City councillors have put the brakes on a plan to convert Hamilton’s one-way streets to two-way traffic.
Councillor Brian McHattie introduced a motion at Thursday’s general issues committee meeting to create a “one-way to two-way street implementation team” charged with planning and implementing conversions.
McHattie’s motion identified Queen and Cannon as the first streets that would be targeted.
However, councillors from the Mountain and the suburbs balked at the idea of speedier two-way street conversions.
After lengthy debate, councillors approved a watered-down version of McHattie’s motion that included much less aggressive language. “Implementation team” was changed to “study group,” while the group’s mandate to “systematically plan and implement” two-way streets was softened to “study and report on possible one-way conversions in the downtown area.

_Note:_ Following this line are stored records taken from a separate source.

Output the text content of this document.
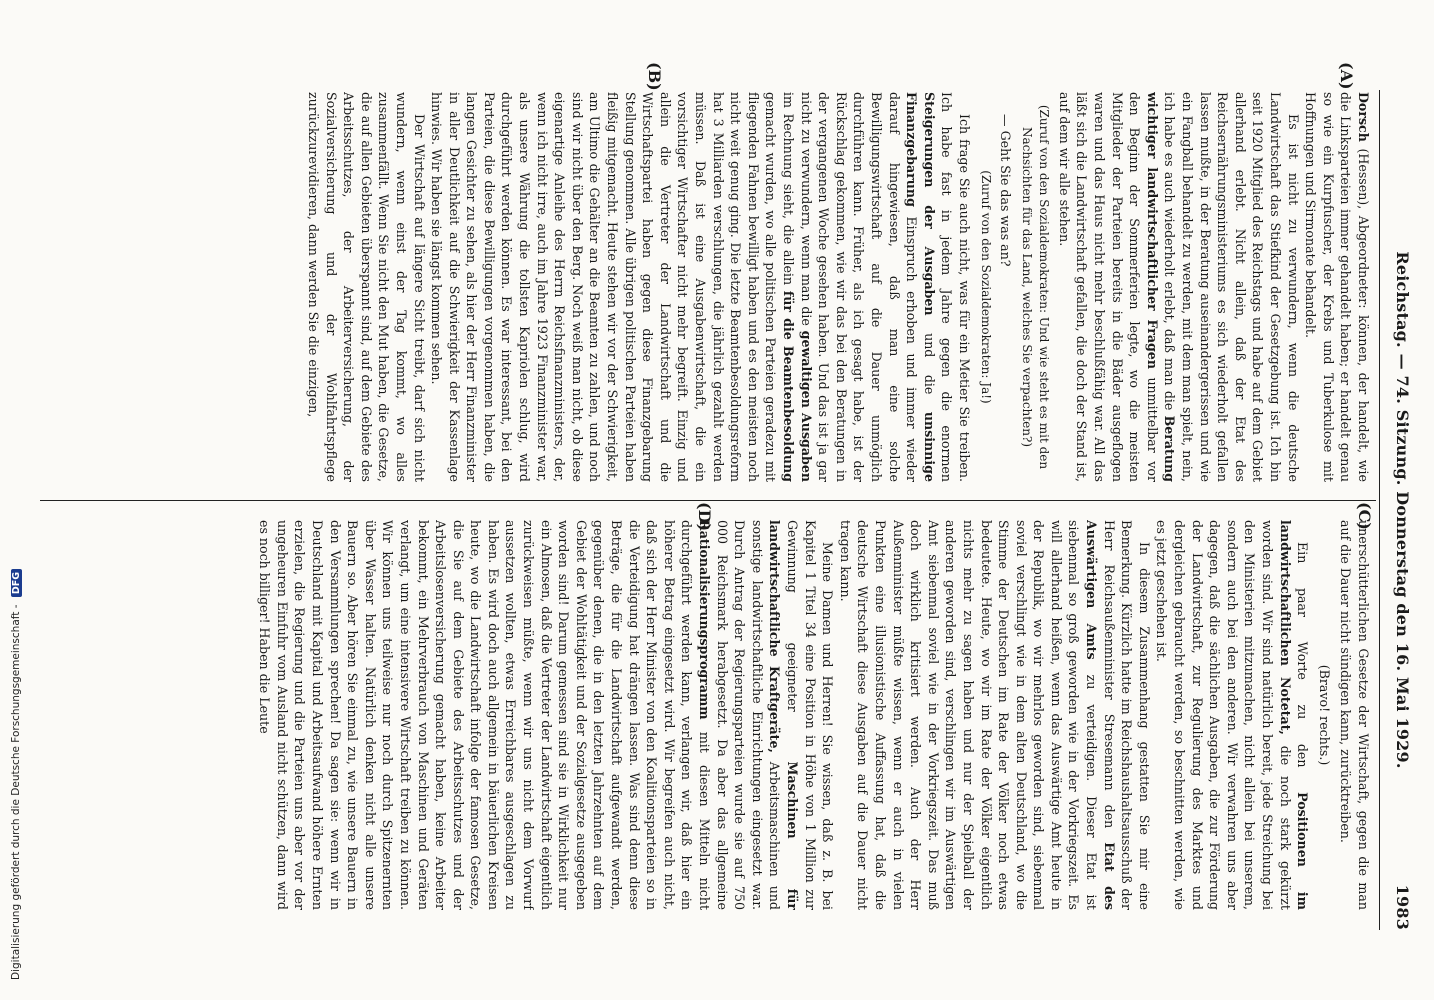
Reichstag. — 74. Sitzung. Donnerstag den 16. Mai 1929.
1983
(A)
(B)
(C)
(D)

Dorsch (Hessen), Abgeordneter: können, der handelt, wie die Linksparteien immer gehandelt haben; er handelt genau so wie ein Kurpfuscher, der Krebs und Tuberkulose mit Hoffnungen und Sirmonate behandelt.

Es ist nicht zu verwundern, wenn die deutsche Landwirtschaft das Stiefkind der Gesetzgebung ist. Ich bin seit 1920 Mitglied des Reichstags und habe auf dem Gebiet allerhand erlebt. Nicht allein, daß der Etat des Reichsernährungsministeriums es sich wiederholt gefallen lassen mußte, in der Beratung auseinandergerissen und wie ein Fangball behandelt zu werden, mit dem man spielt, nein, ich habe es auch wiederholt erlebt, daß man die Beratung wichtiger landwirtschaftlicher Fragen unmittelbar vor den Beginn der Sommerferien legte, wo die meisten Mitglieder der Parteien bereits in die Bäder ausgeflogen waren und das Haus nicht mehr beschlußfähig war. All das läßt sich die Landwirtschaft gefallen, die doch der Stand ist, auf dem wir alle stehen.

(Zuruf von den Sozialdemokraten: Und wie steht es mit den Nachsichten für das Land, welches Sie verpachten?)

— Geht Sie das was an?

(Zuruf von den Sozialdemokraten: Ja!)

Ich frage Sie auch nicht, was für ein Metier Sie treiben. Ich habe fast in jedem Jahre gegen die enormen Steigerungen der Ausgaben und die unsinnige Finanzgebarung Einspruch erhoben und immer wieder darauf hingewiesen, daß man eine solche Bewilligungswirtschaft auf die Dauer unmöglich durchführen kann. Früher, als ich gesagt habe, ist der Rückschlag gekommen, wie wir das bei den Beratungen in der vergangenen Woche gesehen haben. Und das ist ja gar nicht zu verwundern, wenn man die gewaltigen Ausgaben im Rechnung sieht, die allein für die Beamtenbesoldung gemacht wurden, wo alle politischen Parteien geradezu mit fliegenden Fahnen bewilligt haben und es den meisten noch nicht weit genug ging. Die letzte Beamtenbesoldungsreform hat 3 Milliarden verschlungen, die jährlich gezahlt werden müssen. Daß ist eine Ausgabenwirtschaft, die ein vorsichtiger Wirtschafter nicht mehr begreift. Einzig und allein die Vertreter der Landwirtschaft und die Wirtschaftspartei haben gegen diese Finanzgebarung Stellung genommen. Alle übrigen politischen Parteien haben fleißig mitgemacht. Heute stehen wir vor der Schwierigkeit, am Ultimo die Gehälter an die Beamten zu zahlen, und noch sind wir nicht über den Berg. Noch weiß man nicht, ob diese eigenartige Anleihe des Herrn Reichsfinanzministers, der, wenn ich nicht irre, auch im Jahre 1923 Finanzminister war, als unsere Währung die tollsten Kapriolen schlug, wird durchgeführt werden können. Es war interessant, bei den Parteien, die diese Bewilligungen vorgenommen haben, die langen Gesichter zu sehen, als hier der Herr Finanzminister in aller Deutlichkeit auf die Schwierigkeit der Kassenlage hinwies. Wir haben sie längst kommen sehen.

Der Wirtschaft auf längere Sicht treibt, darf sich nicht wundern, wenn einst der Tag kommt, wo alles zusammenfällt. Wenn Sie nicht den Mut haben, die Gesetze, die auf allen Gebieten überspannt sind, auf dem Gebiete des Arbeitsschutzes, der Arbeiterversicherung, der Sozialversicherung und der Wohlfahrtspflege zurückzurevidieren, dann werden Sie die einzigen,

unerschütterlichen Gesetze der Wirtschaft, gegen die man auf die Dauer nicht sündigen kann, zurücktreiben.

(Bravo! rechts.)

Ein paar Worte zu den Positionen im landwirtschaftlichen Notetat, die noch stark gekürzt worden sind. Wir sind natürlich bereit, jede Streichung bei den Ministerien mitzumachen, nicht allein bei unserem, sondern auch bei den anderen. Wir verwahren uns aber dagegen, daß die sächlichen Ausgaben, die zur Förderung der Landwirtschaft, zur Regulierung des Marktes und dergleichen gebraucht werden, so beschnitten werden, wie es jetzt geschehen ist.

In diesem Zusammenhang gestatten Sie mir eine Bemerkung. Kürzlich hatte im Reichshaushaltsausschuß der Herr Reichsaußenminister Stresemann den Etat des Auswärtigen Amts zu verteidigen. Dieser Etat ist siebenmal so groß geworden wie in der Vorkriegszeit. Es will allerhand heißen, wenn das Auswärtige Amt heute in der Republik, wo wir mehrlos geworden sind, siebenmal soviel verschlingt wie in dem alten Deutschland, wo die Stimme der Deutschen im Rate der Völker noch etwas bedeutete. Heute, wo wir im Rate der Völker eigentlich nichts mehr zu sagen haben und nur der Spielball der anderen geworden sind, verschlingen wir im Auswärtigen Amt siebenmal soviel wie in der Vorkriegszeit. Das muß doch wirklich kritisiert werden. Auch der Herr Außenminister müßte wissen, wenn er auch in vielen Punkten eine illusionistische Auffassung hat, daß die deutsche Wirtschaft diese Ausgaben auf die Dauer nicht tragen kann.

Meine Damen und Herren! Sie wissen, daß z. B. bei Kapitel 1 Titel 34 eine Position in Höhe von 1 Million zur Gewinnung geeigneter Maschinen für landwirtschaftliche Kraftgeräte, Arbeitsmaschinen und sonstige landwirtschaftliche Einrichtungen eingesetzt war. Durch Antrag der Regierungsparteien wurde sie auf 750 000 Reichsmark herabgesetzt. Da aber das allgemeine Rationalisierungsprogramm mit diesen Mitteln nicht durchgeführt werden kann, verlangen wir, daß hier ein höherer Betrag eingesetzt wird. Wir begreifen auch nicht, daß sich der Herr Minister von den Koalitionsparteien so in die Verteidigung hat drängen lassen. Was sind denn diese Beträge, die für die Landwirtschaft aufgewandt werden, gegenüber denen, die in den letzten Jahrzehnten auf dem Gebiet der Wohltätigkeit und der Sozialgesetze ausgegeben worden sind! Darum gemessen sind sie in Wirklichkeit nur ein Almosen, daß die Vertreter der Landwirtschaft eigentlich zurückweisen müßte, wenn wir uns nicht dem Vorwurf aussetzen wollten, etwas Erreichbares ausgeschlagen zu haben. Es wird doch auch allgemein in bäuerlichen Kreisen heute, wo die Landwirtschaft infolge der famosen Gesetze, die Sie auf dem Gebiete des Arbeitsschutzes und der Arbeitslosenversicherung gemacht haben, keine Arbeiter bekommt, ein Mehrverbrauch von Maschinen und Geräten verlangt, um eine intensivere Wirtschaft treiben zu können. Wir können uns teilweise nur noch durch Spitzenernten über Wasser halten. Natürlich denken nicht alle unsere Bauern so. Aber hören Sie einmal zu, wie unsere Bauern in den Versammlungen sprechen! Da sagen sie: wenn wir in Deutschland mit Kapital und Arbeitsaufwand höhere Ernten erzielen, die Regierung und die Parteien uns aber vor der ungeheuren Einfuhr vom Ausland nicht schützen, dann wird es noch billiger! Haben die Leute

Digitalisierung gefördert durch die Deutsche Forschungsgemeinschaft - DFG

“I was surprised at the vehemence of the opposition and how councillors took it to the nth extent — that life was going to end if two-way streets occurred,” McHattie said after the meeting. “I thought it was entirely overplayed. So I was surprised by that, but such is politics in Hamilton.”
Still, McHattie says he thinks the intent of his motion has been preserved.
“The main goal we had was to engage the community at a very grassroots level — walk Cannon, walk Queen Street, walk other streets, identify the issues we’re going to have to clean up before making them two-way,” he said. “So I think we can achieve that with the motion that was passed by council today.”
Tuesday’s debate drew a clear line between councillors from the lower city who supported two-way street conversions and their colleagues from the Mountain and the suburbs who opposed them.
Councillors on the opposing end of the issue argued these conversions will affect the whole city — not just downtown — and they’re concerned they will make life harder for their constituents.
“Every time I support one-way to two-way conversions, I have people in my ward asking me if I’ve lost my marbles,” said Councillor Tom Jackson.
The conversion opponents also argued that Hamilton’s one-way streets are good for business.
“I can tell you that office CEOs don’t like two-way streets,” said Councillor Brad Clark.
McHattie’s amended motion still faces ratification at next Wednesday night’s council meeting.